Here is a concrete example. Ask Claude Code to build a searchable table component:

// Without skill: agent might generate this (older Livewire 2 pattern)
class SearchTable extends Component
{
    public $search = '';
    
    public function updatedSearch()
    {
        // manual handling
    }
}

// With Livewire skill loaded: agent generates current Livewire 3 patterns
class SearchTable extends Component
{
    #[Url(as: 'q')]
    public string $search = '';

    public function updatedSearch(): void
    {
        $this->resetPage();
    }

    public function getRowsProperty()
    {
        return Product::query()
            ->when($this->search, fn ($q) => $q->search($this->search))
            ->paginate(25);
    }
}

The skill shifts output from plausible-looking code to production-ready code that reflects how Livewire 3 actually works.

Writing Your Own Skills

The real power of the directory is that it is community-driven. If your project uses a package that does not have an official skill, or if you have developed internal conventions you want to codify, you can write a skill and optionally submit it.

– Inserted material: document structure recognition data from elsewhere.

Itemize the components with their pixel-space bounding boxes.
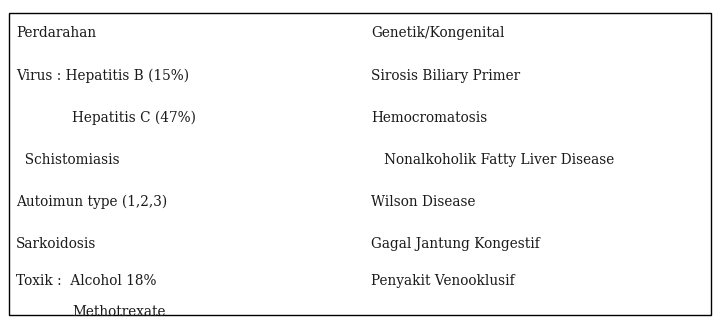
Text: Sirosis Biliary Primer: Sirosis Biliary Primer bbox=[371, 69, 520, 83]
Text: Autoimun type (1,2,3): Autoimun type (1,2,3) bbox=[16, 194, 167, 209]
Text: Gagal Jantung Kongestif: Gagal Jantung Kongestif bbox=[371, 237, 539, 251]
Text: Sarkoidosis: Sarkoidosis bbox=[16, 237, 96, 251]
Text: Hemocromatosis: Hemocromatosis bbox=[371, 111, 487, 125]
Text: Genetik/Kongenital: Genetik/Kongenital bbox=[371, 26, 504, 40]
Text: Methotrexate: Methotrexate bbox=[72, 305, 166, 318]
Text: Schistomiasis: Schistomiasis bbox=[16, 153, 120, 167]
Text: Wilson Disease: Wilson Disease bbox=[371, 195, 475, 209]
Text: Perdarahan: Perdarahan bbox=[16, 26, 96, 40]
Text: Toxik :  Alcohol 18%: Toxik : Alcohol 18% bbox=[16, 274, 156, 288]
Text: Penyakit Venooklusif: Penyakit Venooklusif bbox=[371, 274, 514, 288]
Text: Nonalkoholik Fatty Liver Disease: Nonalkoholik Fatty Liver Disease bbox=[371, 153, 614, 167]
Text: Virus : Hepatitis B (15%): Virus : Hepatitis B (15%) bbox=[16, 68, 189, 83]
FancyBboxPatch shape bbox=[9, 13, 711, 315]
Text: Hepatitis C (47%): Hepatitis C (47%) bbox=[72, 110, 196, 125]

A skill file is Markdown with a structured format. Here is a minimal example for a hypothetical API resource convention:

# API Resource Conventions

## Response Structure
All API responses use Laravel's JsonResource with a consistent envelope:
- Success responses: `{ data: ..., meta: ... }`
- Error responses handled by the global exception handler in `app/Exceptions/Handler.php`

## Resource Classes
- Extend `App\Http\Resources\BaseResource` (not `JsonResource` directly)
- Always include `$this->whenLoaded()` for relationships
- Transformations happen in `toArray()` only — no business logic in resources

## Example
\`\`\`php
class OrderResource extends BaseResource
{
    public function toArray(Request $request): array
    {
        return [
            'id' => $this->id,
            'status' => $this->status,
            'total' => $this->total_formatted,
            'customer' => new CustomerResource($this->whenLoaded('customer')),
            'lines' => OrderLineResource::collection($this->whenLoaded('lines')),
        ];
    }
}
\`\`\`

Once you have a skill file, you can reference it in your agent’s guidelines or install it via Boost. The Laravel Skills GitHub repository at laravel/agent-skills has contribution guidelines if you want to share the skill with the community.

The Broader Picture: Context as Infrastructure

What the Laravel Skills directory represents is a shift in how we think about developer tooling. The AI agent is no longer a generic tool you point at a problem. It becomes a colleague that has been onboarded to your project’s conventions, your team’s preferred packages, and the current best practices for the ecosystem you are working in.

This is especially relevant as Laravel’s ecosystem has grown more opinionated in 2026. Livewire 3, Volt, Folio, Reverb, Pulse — each of these has its own patterns and APIs. Keeping an AI agent current on all of them without skills means either spending time correcting its output constantly or accepting generic code that drifts from what the community considers idiomatic.

The skills approach is a cleaner solution: curated, version-specific knowledge that activates when relevant and stays out of the way when it is not.

If you are using AI tooling in your PHP workflow, the setup cost for Laravel Boost and a few skills from the directory is about ten minutes. The payoff in reduced correction cycles and more idiomatic generated code compounds over every session after that.